Lilia resta immobile, pétrifiée. On aurait dit qu’elle ne respirait même plus.
— Pars, Artëm, — dit-elle enfin d’une voix étranglée, qui n’était plus la sienne. — Je veux pas te voir.
— Je partirai pas.
— Alors je prends mes affaires et je pars, — elle se leva, mais il se plaça devant elle.
— T’as vu jusqu’où elle est allée ! Tu comprends pour quoi c’était ? Je peux pas partir. Qui sait ce qu’elle va inventer la prochaine fois ! J’ai rompu avec cette femme. Définitivement. Pour toi. Pour elle. Pardonne-moi.

Lilia sortit sans répondre.

Artëm espéra qu’elle, comme d’habitude, se calmerait vite. Mais cette fois, c’était différent. Trois jours, elle ne lui adressa pas un mot. Il essaya de plaisanter, de faire le clown — elle quittait la pièce. Le quatrième jour, désespéré, il raconta une vieille blague idiote sur un tailleur, et elle eut un petit sourire. Ça lui suffit.

Porté par cette mini-victoire, Artëm Viktorovitch organisa un vrai spectacle.
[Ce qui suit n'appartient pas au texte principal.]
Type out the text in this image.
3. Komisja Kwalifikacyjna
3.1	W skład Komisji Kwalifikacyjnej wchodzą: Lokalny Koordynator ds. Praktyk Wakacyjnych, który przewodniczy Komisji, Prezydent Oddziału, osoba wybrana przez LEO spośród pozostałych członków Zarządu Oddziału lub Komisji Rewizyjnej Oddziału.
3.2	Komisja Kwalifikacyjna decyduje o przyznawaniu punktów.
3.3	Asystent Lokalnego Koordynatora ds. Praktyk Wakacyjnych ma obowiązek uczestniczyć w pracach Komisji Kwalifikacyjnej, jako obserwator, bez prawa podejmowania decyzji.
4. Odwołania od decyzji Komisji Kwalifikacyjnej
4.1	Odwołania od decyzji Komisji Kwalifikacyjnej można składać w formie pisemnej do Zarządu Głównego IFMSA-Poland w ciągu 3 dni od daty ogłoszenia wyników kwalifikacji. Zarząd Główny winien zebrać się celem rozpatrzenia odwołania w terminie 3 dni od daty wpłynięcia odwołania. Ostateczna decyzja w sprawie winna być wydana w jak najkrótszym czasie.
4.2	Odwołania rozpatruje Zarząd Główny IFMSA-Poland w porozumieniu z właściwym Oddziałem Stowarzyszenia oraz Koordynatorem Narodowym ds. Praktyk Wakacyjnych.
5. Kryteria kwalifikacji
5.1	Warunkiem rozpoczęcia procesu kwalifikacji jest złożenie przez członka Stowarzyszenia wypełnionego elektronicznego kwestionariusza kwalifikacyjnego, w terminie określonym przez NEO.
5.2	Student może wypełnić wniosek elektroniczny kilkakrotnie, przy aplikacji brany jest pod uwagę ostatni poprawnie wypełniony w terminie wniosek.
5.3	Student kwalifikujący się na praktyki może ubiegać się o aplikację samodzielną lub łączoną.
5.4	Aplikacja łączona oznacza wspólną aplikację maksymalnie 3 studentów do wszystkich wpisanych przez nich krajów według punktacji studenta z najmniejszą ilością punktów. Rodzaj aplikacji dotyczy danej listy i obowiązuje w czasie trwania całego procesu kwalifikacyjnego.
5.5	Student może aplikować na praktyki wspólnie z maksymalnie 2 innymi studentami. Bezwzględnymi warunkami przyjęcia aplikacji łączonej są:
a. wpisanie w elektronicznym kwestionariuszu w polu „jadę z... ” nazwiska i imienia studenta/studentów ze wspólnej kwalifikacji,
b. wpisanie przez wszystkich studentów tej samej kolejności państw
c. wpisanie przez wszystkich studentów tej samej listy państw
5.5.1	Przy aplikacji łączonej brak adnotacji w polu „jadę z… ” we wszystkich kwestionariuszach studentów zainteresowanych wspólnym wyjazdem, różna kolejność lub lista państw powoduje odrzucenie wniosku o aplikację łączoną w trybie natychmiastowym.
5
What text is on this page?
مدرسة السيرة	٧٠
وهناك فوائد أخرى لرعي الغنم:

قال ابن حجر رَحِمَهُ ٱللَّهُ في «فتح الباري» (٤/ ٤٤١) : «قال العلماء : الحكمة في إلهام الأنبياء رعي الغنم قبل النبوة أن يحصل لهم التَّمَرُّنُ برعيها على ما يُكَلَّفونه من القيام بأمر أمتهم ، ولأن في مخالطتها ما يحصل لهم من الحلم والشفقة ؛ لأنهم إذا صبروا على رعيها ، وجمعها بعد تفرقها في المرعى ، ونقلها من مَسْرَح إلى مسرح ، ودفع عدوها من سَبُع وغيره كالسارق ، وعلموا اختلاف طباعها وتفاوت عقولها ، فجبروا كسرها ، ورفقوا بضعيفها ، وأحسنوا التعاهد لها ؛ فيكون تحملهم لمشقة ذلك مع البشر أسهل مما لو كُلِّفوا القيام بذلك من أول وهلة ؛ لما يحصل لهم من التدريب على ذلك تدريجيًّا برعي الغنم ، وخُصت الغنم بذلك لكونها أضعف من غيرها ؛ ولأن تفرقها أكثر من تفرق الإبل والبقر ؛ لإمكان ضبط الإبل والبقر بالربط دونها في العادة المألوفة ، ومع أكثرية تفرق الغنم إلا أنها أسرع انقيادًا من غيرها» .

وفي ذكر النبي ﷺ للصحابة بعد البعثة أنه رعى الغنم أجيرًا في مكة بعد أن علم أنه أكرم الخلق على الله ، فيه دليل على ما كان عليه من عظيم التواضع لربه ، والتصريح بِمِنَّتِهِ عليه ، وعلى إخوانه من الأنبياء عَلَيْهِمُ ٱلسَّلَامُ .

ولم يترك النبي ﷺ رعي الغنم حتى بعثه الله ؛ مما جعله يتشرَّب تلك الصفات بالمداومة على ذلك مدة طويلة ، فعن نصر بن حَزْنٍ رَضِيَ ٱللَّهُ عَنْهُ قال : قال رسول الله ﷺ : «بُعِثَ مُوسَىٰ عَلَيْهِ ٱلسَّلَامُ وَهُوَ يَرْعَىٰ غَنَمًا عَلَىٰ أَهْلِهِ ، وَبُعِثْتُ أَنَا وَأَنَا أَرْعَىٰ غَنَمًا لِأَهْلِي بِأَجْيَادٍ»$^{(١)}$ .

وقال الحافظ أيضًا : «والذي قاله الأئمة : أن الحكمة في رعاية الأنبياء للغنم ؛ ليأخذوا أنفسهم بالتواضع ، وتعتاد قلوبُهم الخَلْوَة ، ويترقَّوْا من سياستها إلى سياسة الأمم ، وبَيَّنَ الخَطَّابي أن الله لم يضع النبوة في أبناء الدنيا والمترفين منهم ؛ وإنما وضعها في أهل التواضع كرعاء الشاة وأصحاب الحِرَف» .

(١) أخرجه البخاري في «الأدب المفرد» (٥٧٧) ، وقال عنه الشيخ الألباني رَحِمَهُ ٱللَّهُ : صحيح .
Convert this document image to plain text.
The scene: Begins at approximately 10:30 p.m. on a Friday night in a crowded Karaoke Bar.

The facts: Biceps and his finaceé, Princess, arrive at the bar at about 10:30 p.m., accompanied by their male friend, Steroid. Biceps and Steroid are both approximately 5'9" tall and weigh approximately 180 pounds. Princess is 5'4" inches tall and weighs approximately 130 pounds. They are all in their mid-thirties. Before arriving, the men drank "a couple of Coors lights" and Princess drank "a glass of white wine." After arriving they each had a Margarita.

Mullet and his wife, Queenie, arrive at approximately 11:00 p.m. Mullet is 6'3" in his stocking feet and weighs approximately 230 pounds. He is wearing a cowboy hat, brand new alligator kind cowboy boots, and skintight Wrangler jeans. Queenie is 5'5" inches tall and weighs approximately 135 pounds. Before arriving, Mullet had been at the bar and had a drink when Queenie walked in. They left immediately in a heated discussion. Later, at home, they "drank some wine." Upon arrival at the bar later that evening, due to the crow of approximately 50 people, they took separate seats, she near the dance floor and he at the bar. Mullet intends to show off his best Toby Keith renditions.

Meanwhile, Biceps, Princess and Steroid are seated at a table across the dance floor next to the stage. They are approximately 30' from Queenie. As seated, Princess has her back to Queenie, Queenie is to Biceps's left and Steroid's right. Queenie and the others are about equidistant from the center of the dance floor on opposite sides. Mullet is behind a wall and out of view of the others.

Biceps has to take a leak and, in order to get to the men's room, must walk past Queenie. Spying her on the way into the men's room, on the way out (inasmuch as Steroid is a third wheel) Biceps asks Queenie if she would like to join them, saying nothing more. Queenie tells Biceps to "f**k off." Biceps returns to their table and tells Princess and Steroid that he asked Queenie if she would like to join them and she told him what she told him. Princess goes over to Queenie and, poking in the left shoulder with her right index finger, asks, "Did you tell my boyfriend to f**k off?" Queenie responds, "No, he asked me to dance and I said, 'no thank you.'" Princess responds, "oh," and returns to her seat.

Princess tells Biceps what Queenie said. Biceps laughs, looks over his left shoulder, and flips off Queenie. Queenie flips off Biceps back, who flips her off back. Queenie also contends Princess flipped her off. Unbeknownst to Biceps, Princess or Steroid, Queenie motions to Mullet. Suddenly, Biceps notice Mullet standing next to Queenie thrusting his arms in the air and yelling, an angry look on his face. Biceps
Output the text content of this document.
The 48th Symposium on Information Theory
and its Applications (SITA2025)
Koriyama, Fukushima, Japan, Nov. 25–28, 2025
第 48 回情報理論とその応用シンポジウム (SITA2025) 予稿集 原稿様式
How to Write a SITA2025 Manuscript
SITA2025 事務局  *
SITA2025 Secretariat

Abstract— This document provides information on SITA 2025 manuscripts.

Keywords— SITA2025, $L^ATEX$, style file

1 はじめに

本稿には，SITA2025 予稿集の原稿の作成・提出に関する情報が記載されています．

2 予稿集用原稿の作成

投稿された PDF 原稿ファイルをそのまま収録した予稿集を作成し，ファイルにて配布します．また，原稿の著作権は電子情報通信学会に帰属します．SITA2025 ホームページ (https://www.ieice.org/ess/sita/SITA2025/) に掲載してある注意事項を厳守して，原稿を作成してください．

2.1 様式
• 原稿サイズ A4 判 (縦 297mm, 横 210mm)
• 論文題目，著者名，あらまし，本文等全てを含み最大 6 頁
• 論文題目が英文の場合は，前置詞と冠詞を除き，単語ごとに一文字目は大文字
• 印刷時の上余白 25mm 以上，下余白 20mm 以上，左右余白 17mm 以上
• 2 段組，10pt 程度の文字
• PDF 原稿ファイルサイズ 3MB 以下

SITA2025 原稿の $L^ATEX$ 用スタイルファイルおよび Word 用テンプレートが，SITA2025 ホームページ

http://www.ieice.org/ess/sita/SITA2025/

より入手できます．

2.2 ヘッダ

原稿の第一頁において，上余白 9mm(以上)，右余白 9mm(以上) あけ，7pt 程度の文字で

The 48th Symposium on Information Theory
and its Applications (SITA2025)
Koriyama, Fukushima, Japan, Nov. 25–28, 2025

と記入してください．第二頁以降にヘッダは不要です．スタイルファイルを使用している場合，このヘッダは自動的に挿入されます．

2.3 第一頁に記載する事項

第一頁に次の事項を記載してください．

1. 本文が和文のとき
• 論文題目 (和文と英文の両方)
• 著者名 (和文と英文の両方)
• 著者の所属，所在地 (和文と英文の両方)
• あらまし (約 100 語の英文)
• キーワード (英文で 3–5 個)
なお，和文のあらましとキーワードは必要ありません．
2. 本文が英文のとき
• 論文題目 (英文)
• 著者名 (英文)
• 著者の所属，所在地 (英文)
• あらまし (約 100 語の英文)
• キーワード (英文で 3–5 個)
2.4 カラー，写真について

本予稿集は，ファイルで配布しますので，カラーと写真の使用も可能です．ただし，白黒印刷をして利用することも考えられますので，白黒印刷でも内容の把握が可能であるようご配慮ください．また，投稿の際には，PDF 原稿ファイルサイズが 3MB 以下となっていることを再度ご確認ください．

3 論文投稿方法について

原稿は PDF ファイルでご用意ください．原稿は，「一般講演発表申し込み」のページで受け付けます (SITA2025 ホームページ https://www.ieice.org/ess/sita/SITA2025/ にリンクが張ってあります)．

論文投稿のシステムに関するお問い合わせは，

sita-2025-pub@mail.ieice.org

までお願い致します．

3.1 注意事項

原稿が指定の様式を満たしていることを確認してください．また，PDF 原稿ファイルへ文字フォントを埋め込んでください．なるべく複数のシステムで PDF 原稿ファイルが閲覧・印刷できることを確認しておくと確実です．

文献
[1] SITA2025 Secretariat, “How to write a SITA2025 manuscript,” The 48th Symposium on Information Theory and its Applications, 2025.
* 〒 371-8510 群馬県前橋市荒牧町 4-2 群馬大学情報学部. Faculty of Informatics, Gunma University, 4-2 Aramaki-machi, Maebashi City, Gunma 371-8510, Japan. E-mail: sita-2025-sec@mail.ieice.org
Il appela ses vieux copains, ceux qui autrefois faisaient fureur dans un petit groupe style V.I.A., et les convainquit de venir.

À neuf heures pile, le petit quartier tranquille fut rempli de sons de guitares et du baryton un peu fêlé mais très sincère d’Artëm :

« Je suis là, ô Inézilie,
Je suis là sous ta fe-nê-tre… »

Les voisins sortirent sur les balcons. Les passants s’arrêtèrent en souriant.

« Séville est plongée
Dans la nuit et dans l’ombre… » chantait-il, mais sur la note aiguë sa voix se cassa, et il se mit à tousser.
Un des musiciens prit le relais :
« Avec l’épee et la guitare,
Me voilà sous ta fe-nê-tre ! »

Les gens applaudirent. Mais Lilia ne sortit pas.
— Inézilie, bordel, sors ! — hurla quelqu’un à moitié saoul. — Il fait un effort pour toi ! Vilaine !

En rentrant, Artëm était détruit. Il avait tout essayé. Il décida qu’il avait perdu. La nuit, quand Lilia était déjà couchée, il entra dans la chambre. Il faisait noir.
— Lilia, — dit-il dans l’obscurité. — Je t’ai trop blessée. T’as raison. Tu mérites mieux. Demain je m’en vais.

On entendit le froissement de la couette.
— Viens te coucher, chanteur, — ricana-t-elle dans son demi-sommeil.

Le rêve de Lilia se réalisa. Moins d’un an plus tard, elle poussait une élégante poussette dans les allées du parc. Pas avec un petit-fils, mais avec leur deuxième fille, tardive et si désirée. Tout le monde était heureux. Mais la plus heureuse, c’était Ariana. Elle tomba amoureuse de sa sœur au premier regard et choisit elle-même son prénom : Bogdana.
— Donnée par Dieu, — disait-elle en la berçant.
Et Artëm et Lilia acquiesçaient en silence. Parce que parfois, le vrai miracle naît du mensonge le plus fabriqué, le plus désespéré. Comme un soleil artificiel qu’on allume un jour de grisaille pour chasser les nuages.